Christina McKelvie, who was diagnosed with breast cancer last year and recently received the all-clear, is hoping the system will be transformed in future following a major review of Scotland’s breast screening programme.

As things stand, women between 50 and 70 are invited for a mammogram based on their GP service.

But because practices only take part in the programme every three years, it means some women are not getting a call for their first scan until they are 53.

The National: 'No one should face cancer alone' – Support still available from Breast Cancer Now

McKelvie received her call at exactly that age and, while her tumour was still small and treatable when it was caught, she has since reflected on how things could have been very different.

One of the 17 published recommendations from the review is for individual women to be called around their 50th birthday by the NHS directly, rather than through their GP.
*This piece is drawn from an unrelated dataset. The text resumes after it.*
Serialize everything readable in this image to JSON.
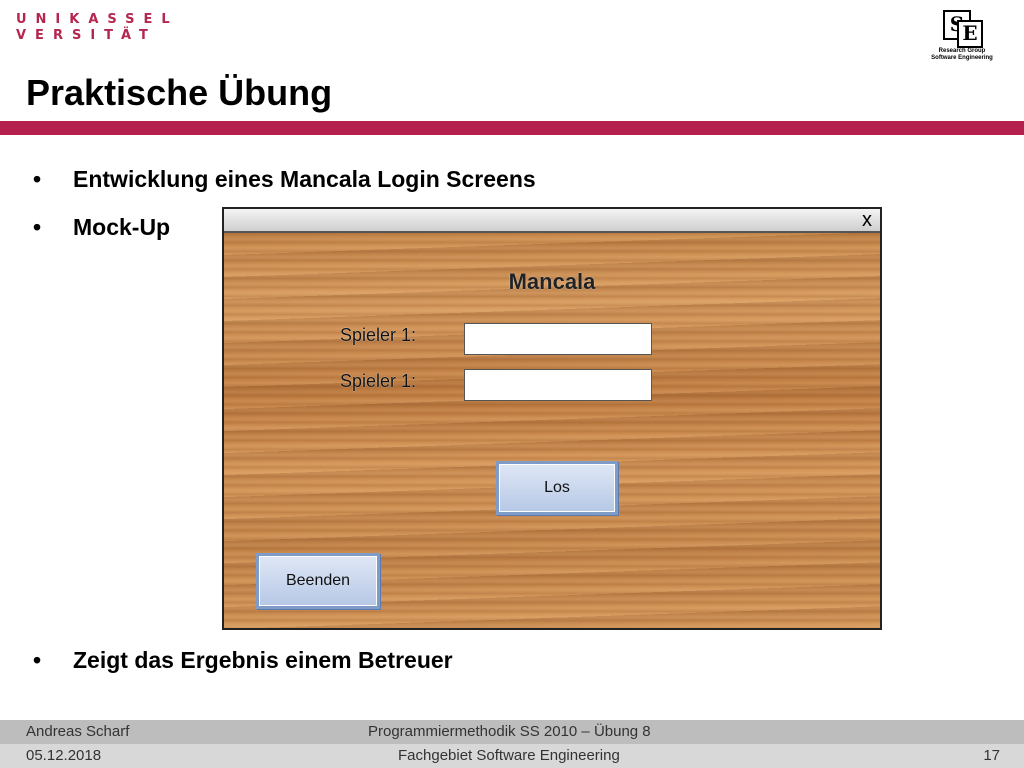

This would ensure not only that women are being checked out for abnormalities at the optimum age, but that women who move GP services are not missing out on their appointment.

When the SNP manifesto was being written last year, McKelvie suggested the age threshold for breast screening be looked at.

And she said she hopes that, if the Government decides to adopt this fresh system, it will lead to more women being brought into the programme.

She said: “During my treatment I was seeing women around about 51 or 52 who had either caught lumps and went to the GP or who had been called, and it did bother me that maybe 53 was a long time to wait.

“That’s why I thought let’s look at the age threshold for this. Because I didn’t think it was beyond the wit of man that if they can send you a bowel screening test on your 50th birthday that they can also call you for a screening appointment too.

“What surgeons told me was anything lower than 45 would be a real problem because breast tissue is dense so it’s harder to detect cancers, so around 50 was ideal. The only issue was the way in which people were called.

“I would hope the Cabinet Secretary would accept that recommendation and change the system and that just brings more women in at the optimum stage.

“A centralised system will be really important and the benefit of that is how we can then use the data. After a couple of years we’ll be able to analyse the data and really hone in on the areas where there is least uptake.”

The review found there has been a steady decline in overall uptake of breast screening which, if continued, would threaten the effectiveness of the programme.

Average performance on overall uptake over the last 10 years stands at 72%, just above the minimum standard established, and women from deprived areas are less likely to attend than those in more affluent districts.

McKelvie says a call-recall system overhaul will go some way to helping turn this around but she has also called for mobile screening units – of which there are currently 20 alongside six static centres – to target areas of low uptake and urged further efforts to dissolve misconceptions.

She added: “I think if one of the biggest issues is about making contact with women in specific areas then maybe a more targeted approach to where the mobile units go would work.

“I think there’s also a wee bit of a fallacy around breast screening. People think it's awkward and sore. Everywhere I go now I say it’s new machines they’ve got now, it’s uncomfortable for seconds but it can save your life and it did for me.

“We need to think about doing a bit more of that.”